Even more impressively, at 27 days shy of his 21st birthday, Sewell became the youngest player in NFL history to start at the all-important left tackle position and the second-youngest Lions player to start a game behind only defensive lineman Marc Spindler.
To his credit, Sewell already sounds like a professional athlete, preferring to criticize his mistakes instead of bask in the praise of his performance.
“It was all right," Sewell said. "I gotta get better at a couple things. My hands were out of whack, pad level came too high on a couple, so I gotta go back to the drawing board and get better for next week.”
Sewell has already stated he won't hesitate going back to right tackle once Decker is medically cleared, but his strong performance in his debut, contrasted against his struggles at right tackle during the preseason, should give the Lions plenty to think about, particularly the long-term makeup of the team's offensive line.
Bosa, who won the defensive rookie of the year in 2019, certainly noticed the difference of Sewell's blocking on Sunday vs. what showed up on film from the preseason.
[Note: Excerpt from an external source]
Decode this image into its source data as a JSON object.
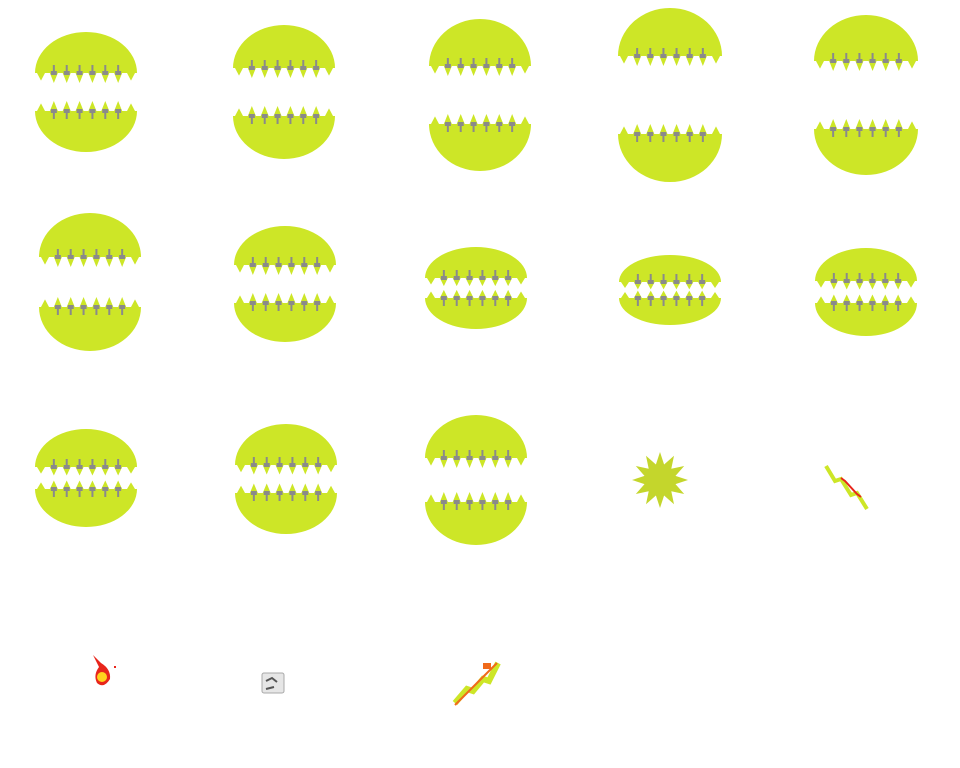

“He’s going to be good," Bosa said. "He’s more comfortable on the left. I could tell. The tape I saw on the right was ... I told him after the game, he’s better on the left and he’s more comfortable on the left. He’s going to be a solid player, for sure.”
Decker, for what it's worth, hasn't played right tackle since his sophomore year at Ohio State in 2013. He has repeatedly expressed a preference to remain at left tackle.
"It’s not something that I’ve done in the past eight, nine years," Decker said last month when praising Sewell's commitment to the transition. "Just body mechanics. I have so many imbalances in my body just from being in a left stance for the last eight, nine years, and your body just gets used to that. Different things with your shoulders, different things with your hip, your back."